Ralf hat die Schublade Mount Everest für immer verschlossen. „Ich werde für alle Zukunft auf eine Besteigung des Everest ohne künstlichen Sauerstoff und ohne Sherpa-Unterstützung verzichten. Ich habe es Gerlinde versprochen“, schreibt Ralf Dujmovits auf seiner Internetseite. Seine Frau Gerlinde Kaltenbrunner räumt ein, dass sie über diesen Entschluss „unheimlich erleichtert“ sei. Zum dritten Mal nach 2005 und 2010 brach Ralf einen Versuch ab, den höchsten Berg der Erde ohne Atemmaske zu besteigen.

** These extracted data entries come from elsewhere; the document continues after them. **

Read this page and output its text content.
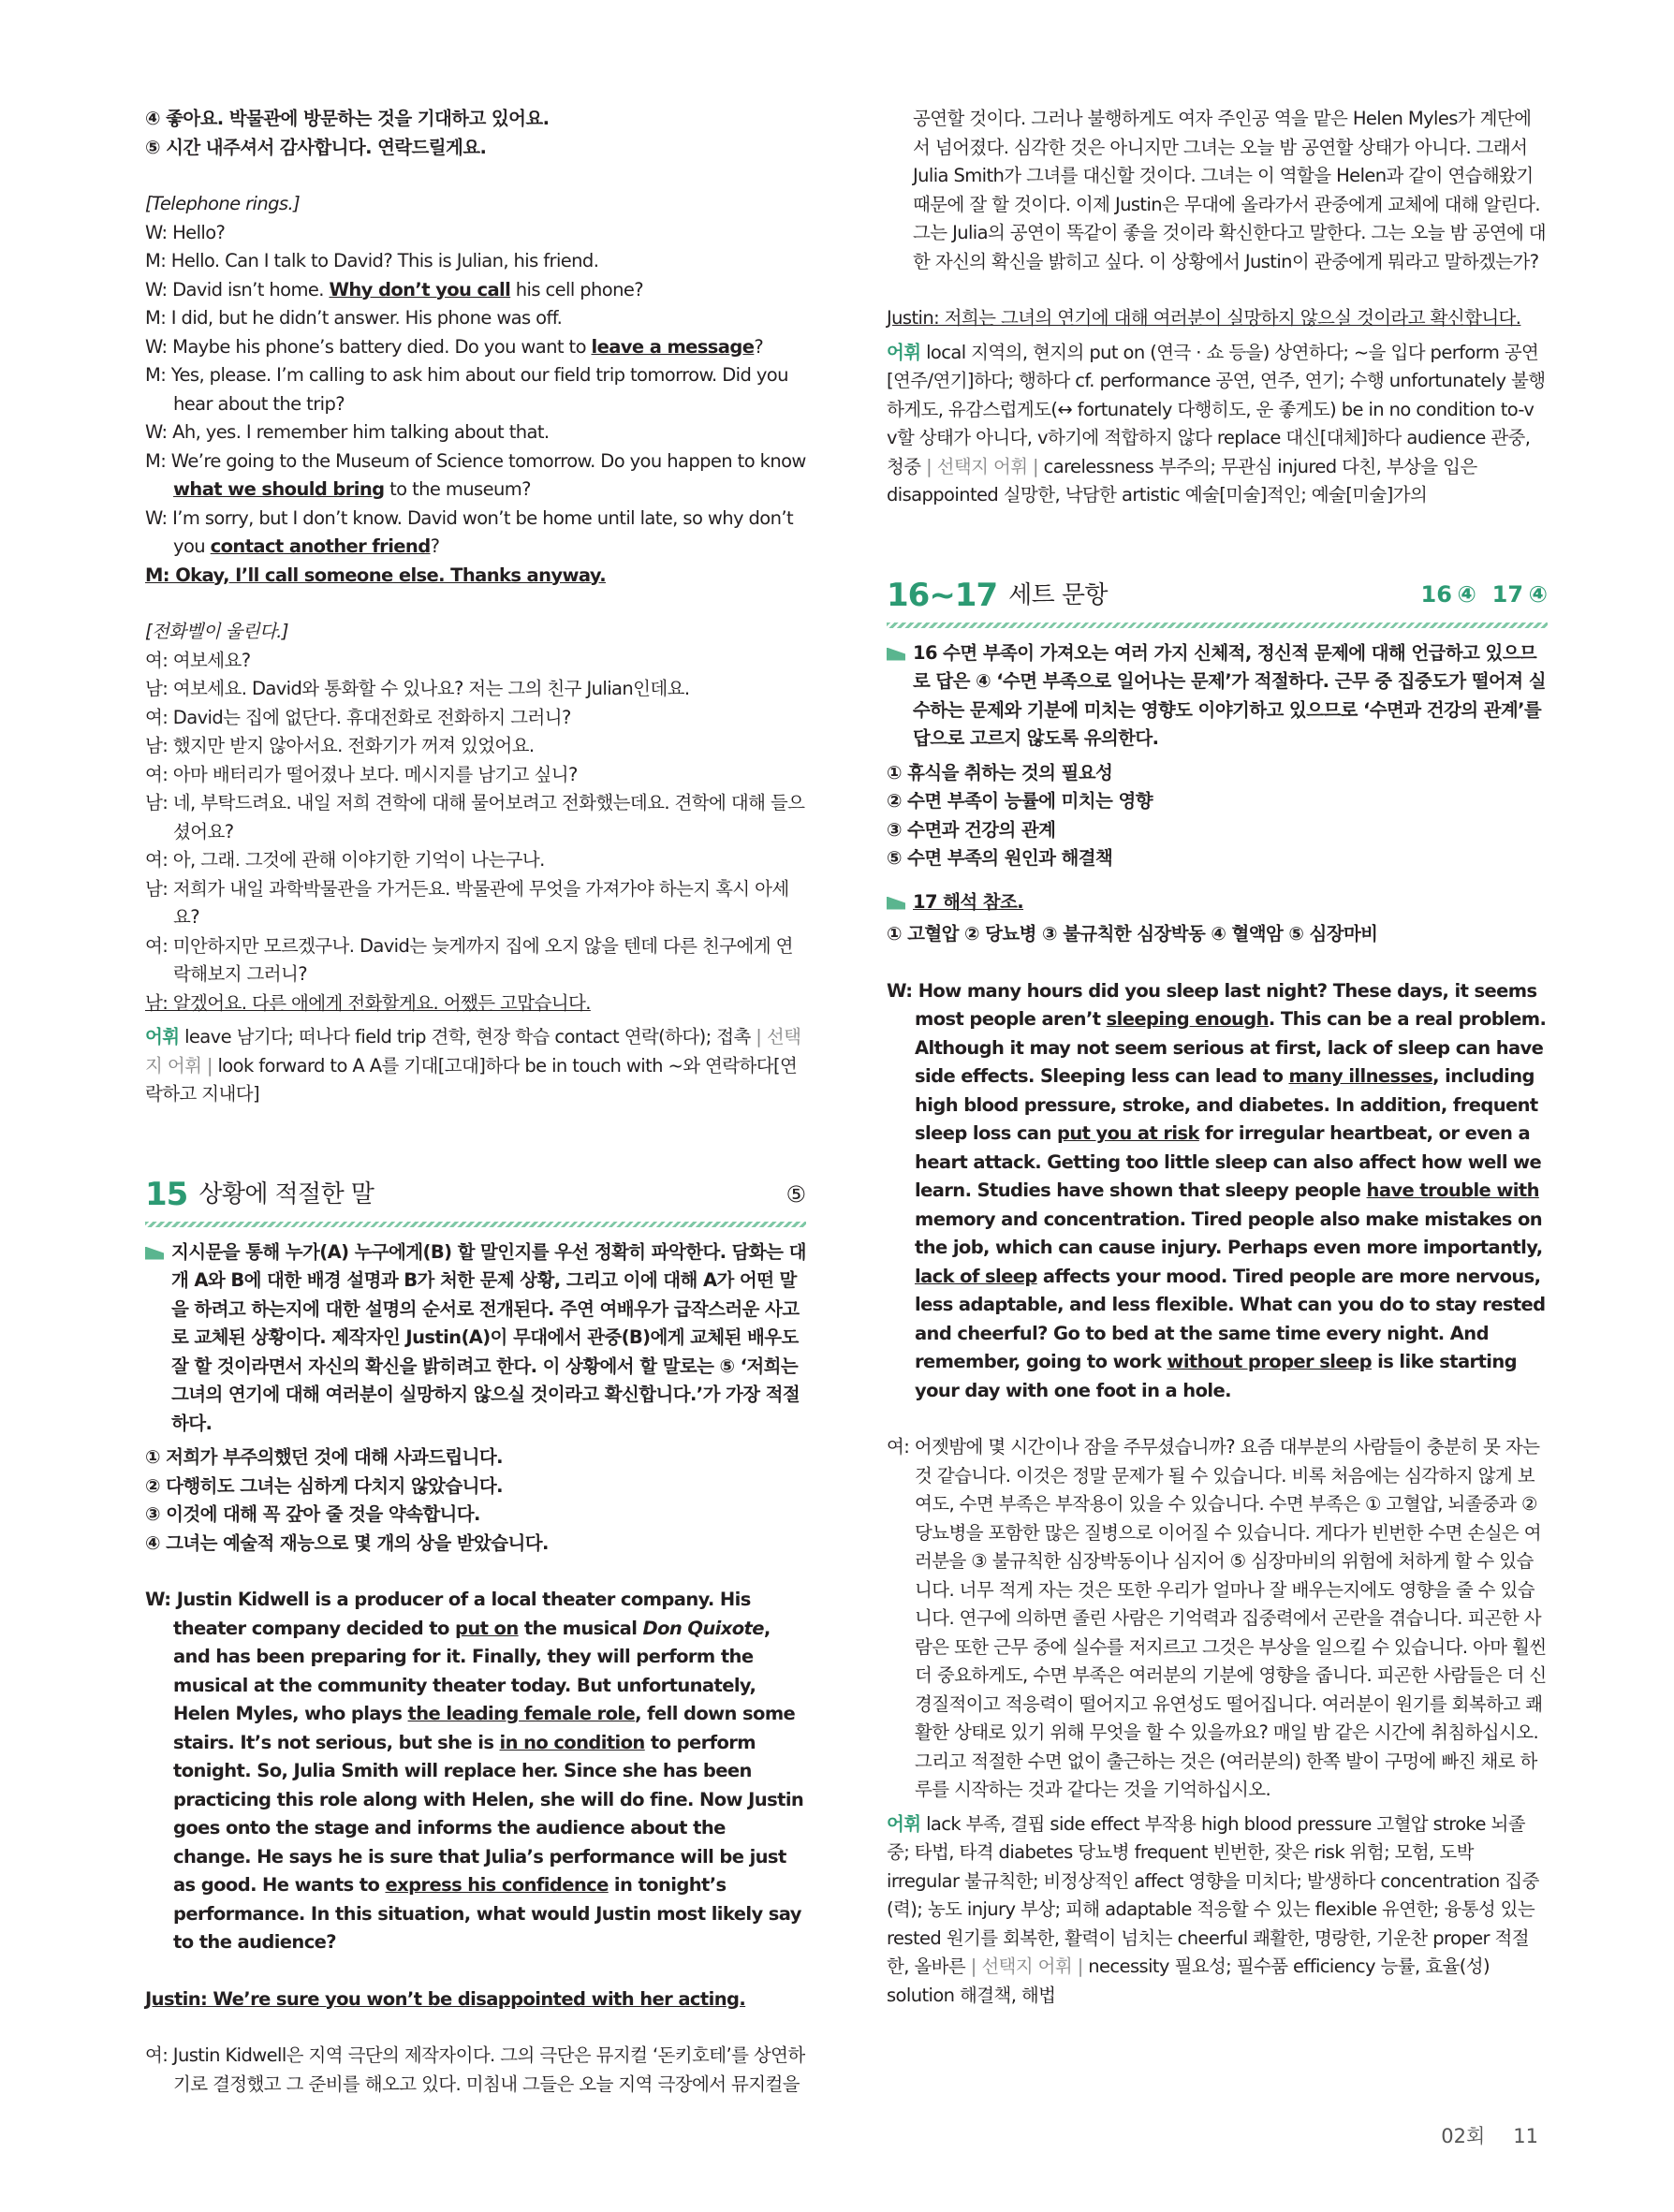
④ 좋아요. 박물관에 방문하는 것을 기대하고 있어요.
⑤ 시간 내주셔서 감사합니다. 연락드릴게요.
[Telephone rings.]
W: Hello?
M: Hello. Can I talk to David? This is Julian, his friend.
W: David isn’t home. Why don’t you call his cell phone?
M: I did, but he didn’t answer. His phone was off.
W: Maybe his phone’s battery died. Do you want to leave a message?
M: Yes, please. I’m calling to ask him about our field trip tomorrow. Did you hear about the trip?
W: Ah, yes. I remember him talking about that.
M: We’re going to the Museum of Science tomorrow. Do you happen to know what we should bring to the museum?
W: I’m sorry, but I don’t know. David won’t be home until late, so why don’t you contact another friend?
M: Okay, I’ll call someone else. Thanks anyway.
[전화벨이 울린다.]
여: 여보세요?
남: 여보세요. David와 통화할 수 있나요? 저는 그의 친구 Julian인데요.
여: David는 집에 없단다. 휴대전화로 전화하지 그러니?
남: 했지만 받지 않아서요. 전화기가 꺼져 있었어요.
여: 아마 배터리가 떨어졌나 보다. 메시지를 남기고 싶니?
남: 네, 부탁드려요. 내일 저희 견학에 대해 물어보려고 전화했는데요. 견학에 대해 들으셨어요?
여: 아, 그래. 그것에 관해 이야기한 기억이 나는구나.
남: 저희가 내일 과학박물관을 가거든요. 박물관에 무엇을 가져가야 하는지 혹시 아세요?
여: 미안하지만 모르겠구나. David는 늦게까지 집에 오지 않을 텐데 다른 친구에게 연락해보지 그러니?
남: 알겠어요. 다른 애에게 전화할게요. 어쨌든 고맙습니다.
어휘 leave 남기다; 떠나다 field trip 견학, 현장 학습 contact 연락(하다); 접촉 | 선택지 어휘 | look forward to A A를 기대[고대]하다 be in touch with ~와 연락하다[연락하고 지내다]
15 상황에 적절한 말	⑤
지시문을 통해 누가(A) 누구에게(B) 할 말인지를 우선 정확히 파악한다. 담화는 대개 A와 B에 대한 배경 설명과 B가 처한 문제 상황, 그리고 이에 대해 A가 어떤 말을 하려고 하는지에 대한 설명의 순서로 전개된다. 주연 여배우가 급작스러운 사고로 교체된 상황이다. 제작자인 Justin(A)이 무대에서 관중(B)에게 교체된 배우도 잘 할 것이라면서 자신의 확신을 밝히려고 한다. 이 상황에서 할 말로는 ⑤ ‘저희는 그녀의 연기에 대해 여러분이 실망하지 않으실 것이라고 확신합니다.’가 가장 적절하다.
① 저희가 부주의했던 것에 대해 사과드립니다.
② 다행히도 그녀는 심하게 다치지 않았습니다.
③ 이것에 대해 꼭 갚아 줄 것을 약속합니다.
④ 그녀는 예술적 재능으로 몇 개의 상을 받았습니다.
W: Justin Kidwell is a producer of a local theater company. His theater company decided to put on the musical Don Quixote, and has been preparing for it. Finally, they will perform the musical at the community theater today. But unfortunately, Helen Myles, who plays the leading female role, fell down some stairs. It’s not serious, but she is in no condition to perform tonight. So, Julia Smith will replace her. Since she has been practicing this role along with Helen, she will do fine. Now Justin goes onto the stage and informs the audience about the change. He says he is sure that Julia’s performance will be just as good. He wants to express his confidence in tonight’s performance. In this situation, what would Justin most likely say to the audience?
Justin: We’re sure you won’t be disappointed with her acting.
여: Justin Kidwell은 지역 극단의 제작자이다. 그의 극단은 뮤지컬 ‘돈키호테’를 상연하기로 결정했고 그 준비를 해오고 있다. 미침내 그들은 오늘 지역 극장에서 뮤지컬을
공연할 것이다. 그러나 불행하게도 여자 주인공 역을 맡은 Helen Myles가 계단에서 넘어졌다. 심각한 것은 아니지만 그녀는 오늘 밤 공연할 상태가 아니다. 그래서 Julia Smith가 그녀를 대신할 것이다. 그녀는 이 역할을 Helen과 같이 연습해왔기 때문에 잘 할 것이다. 이제 Justin은 무대에 올라가서 관중에게 교체에 대해 알린다. 그는 Julia의 공연이 똑같이 좋을 것이라 확신한다고 말한다. 그는 오늘 밤 공연에 대한 자신의 확신을 밝히고 싶다. 이 상황에서 Justin이 관중에게 뭐라고 말하겠는가?
Justin: 저희는 그녀의 연기에 대해 여러분이 실망하지 않으실 것이라고 확신합니다.
어휘 local 지역의, 현지의 put on (연극 · 쇼 등을) 상연하다; ~을 입다 perform 공연[연주/연기]하다; 행하다 cf. performance 공연, 연주, 연기; 수행 unfortunately 불행하게도, 유감스럽게도(↔ fortunately 다행히도, 운 좋게도) be in no condition to-v v할 상태가 아니다, v하기에 적합하지 않다 replace 대신[대체]하다 audience 관중, 청중 | 선택지 어휘 | carelessness 부주의; 무관심 injured 다친, 부상을 입은 disappointed 실망한, 낙담한 artistic 예술[미술]적인; 예술[미술]가의
16~17 세트 문항	16 ④ 17 ④
16 수면 부족이 가져오는 여러 가지 신체적, 정신적 문제에 대해 언급하고 있으므로 답은 ④ ‘수면 부족으로 일어나는 문제’가 적절하다. 근무 중 집중도가 떨어져 실수하는 문제와 기분에 미치는 영향도 이야기하고 있으므로 ‘수면과 건강의 관계’를 답으로 고르지 않도록 유의한다.
① 휴식을 취하는 것의 필요성
② 수면 부족이 능률에 미치는 영향
③ 수면과 건강의 관계
⑤ 수면 부족의 원인과 해결책
17 해석 참조.
① 고혈압 ② 당뇨병 ③ 불규칙한 심장박동 ④ 혈액암 ⑤ 심장마비
W: How many hours did you sleep last night? These days, it seems most people aren’t sleeping enough. This can be a real problem. Although it may not seem serious at first, lack of sleep can have side effects. Sleeping less can lead to many illnesses, including high blood pressure, stroke, and diabetes. In addition, frequent sleep loss can put you at risk for irregular heartbeat, or even a heart attack. Getting too little sleep can also affect how well we learn. Studies have shown that sleepy people have trouble with memory and concentration. Tired people also make mistakes on the job, which can cause injury. Perhaps even more importantly, lack of sleep affects your mood. Tired people are more nervous, less adaptable, and less flexible. What can you do to stay rested and cheerful? Go to bed at the same time every night. And remember, going to work without proper sleep is like starting your day with one foot in a hole.
여: 어젯밤에 몇 시간이나 잠을 주무셨습니까? 요즘 대부분의 사람들이 충분히 못 자는 것 같습니다. 이것은 정말 문제가 될 수 있습니다. 비록 처음에는 심각하지 않게 보여도, 수면 부족은 부작용이 있을 수 있습니다. 수면 부족은 ① 고혈압, 뇌졸중과 ② 당뇨병을 포함한 많은 질병으로 이어질 수 있습니다. 게다가 빈번한 수면 손실은 여러분을 ③ 불규칙한 심장박동이나 심지어 ⑤ 심장마비의 위험에 처하게 할 수 있습니다. 너무 적게 자는 것은 또한 우리가 얼마나 잘 배우는지에도 영향을 줄 수 있습니다. 연구에 의하면 졸린 사람은 기억력과 집중력에서 곤란을 겪습니다. 피곤한 사람은 또한 근무 중에 실수를 저지르고 그것은 부상을 일으킬 수 있습니다. 아마 훨씬 더 중요하게도, 수면 부족은 여러분의 기분에 영향을 줍니다. 피곤한 사람들은 더 신경질적이고 적응력이 떨어지고 유연성도 떨어집니다. 여러분이 원기를 회복하고 쾌활한 상태로 있기 위해 무엇을 할 수 있을까요? 매일 밤 같은 시간에 취침하십시오. 그리고 적절한 수면 없이 출근하는 것은 (여러분의) 한쪽 발이 구멍에 빠진 채로 하루를 시작하는 것과 같다는 것을 기억하십시오.
어휘 lack 부족, 결핍 side effect 부작용 high blood pressure 고혈압 stroke 뇌졸중; 타법, 타격 diabetes 당뇨병 frequent 빈번한, 잦은 risk 위험; 모험, 도박 irregular 불규칙한; 비정상적인 affect 영향을 미치다; 발생하다 concentration 집중(력); 농도 injury 부상; 피해 adaptable 적응할 수 있는 flexible 유연한; 융통성 있는 rested 원기를 회복한, 활력이 넘치는 cheerful 쾌활한, 명랑한, 기운찬 proper 적절한, 올바른 | 선택지 어휘 | necessity 필요성; 필수품 efficiency 능률, 효율(성) solution 해결책, 해법
02회 11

Der erfolgreichste deutsche Höhenbergsteiger hatte den Gipfel des Mount Everest 1992 erreicht, dabei aber auf Flaschensauerstoff zurückgegriffen. Die anderen 13 Achttausender bestieg Ralf allesamt „oben ohne“. Zu gerne hätte der 50-Jährige diese Scharte noch ausgewetzt. Doch es sollte nicht sein. Dabei hatte es so gut ausgesehen.
Riesenglück gehabt
Ralf hat sich wie der Schweizer Ueli Steck und die chilenische Expedition den 18. Mai als Gipfeltag ausgeguckt. Bis hinauf zum Südsattel läuft alles wie am Schnürchen. Ralf fühlt sich fit, kommt schnell voran – und hat Riesenglück. Kurz nachdem er Lager 3 auf 7100 verlassen hat, wird der Platz von einer Eislawine getroffen. Zwei Sherpas werden schwer verletzt, 17 Zelte zerstört, „darunter auch das, in dem ich gerade noch geschlafen hatte. Ueli Steck hatte entschieden, dieses Mal von Lager II direkt zum Südsattel aufzusteigen und hatte sein Zelt in Lager III nicht genutzt. Auch sein Zelt wurde bei dem Eis-Lawinenabgang komplett zerstört. Nicht auszudenken, was passiert wäre, hätte er in Lager III übernachtet.“
Sehr schwere Entscheidung
Auf dem Südsattel in 7950 Metern Höhe angekommen, baut Ralf sein Zelt auf und verabredet sich mit Ueli für Mitternacht, um gemeinsam (beide ohne Atemmaske) zum Gipfel aufzubrechen. Mit großem Getöse bereiten sich die Chilenen, die mit Flaschensauerstoff unterwegs sind, in der Nacht für den Aufstieg vor. Ralf horcht auf seinen Körper. Und der sendet ihm Warnsignale. „Kein Appetit auf gar nichts und ich bin unendlich müde.“ Eine Stunde vor dem geplanten Aufbruch geht Ralf zu Uelis Zelt und informiert den Schweizer darüber, dass er nicht mitkommen werde. „Eine Entscheidung, die mir sehr, sehr schwer gefallen ist. So knapp vor der letzten Etappe zum großen Ziel aufzugeben, kostet mich massive Überwindung“, gesteht Ralf. „Aber die Chance, hier auf diesen letzten Höhenmetern einen Fehler zu machen – und es braucht in dieser Höhe sehr viel Selbstkontrolle, um an der Grenze seiner Leistungsfähigkeit unterwegs zu sein – ist zu groß und würde mit großer Wahrscheinlichkeit schwere Erfrierungen oder gar das Ende bedeuten.“
Gerne-Groß in Endlos-Kette
Als Ralf vom Südsattel absteigt, traut er seinen Augen kaum: „Was ich sehe übertrifft alles, was ich in meinem 50-jährigen Leben bisher an sich unterordnendem Gerne-Groß gesehen habe. Ca. 200 Menschen wie auf einer Kette aufgereiht, viele ab Lager II oder III mit künstlichem Sauerstoff aufsteigend, alle vom gleichen Traum beseelt, einmal auf dem Everest zu stehen – koste es was es wolle. Dazwischen Sherpas, die den Sahibs ihre Lasten zum Südsattel tragen. Es ist grotesk. Als ich näher komme, werde ich von vielen gefragt: „Ralf – Summit?“ „Nein – zu müde gewesen“ sage ich zumeist und steige nachdenklich ab.“ (Letzteres erinnert mich doch sehr an meine Erlebnisse nach dem gescheiterten Gipfelversuch 2011 am Putha Hiunchuli.)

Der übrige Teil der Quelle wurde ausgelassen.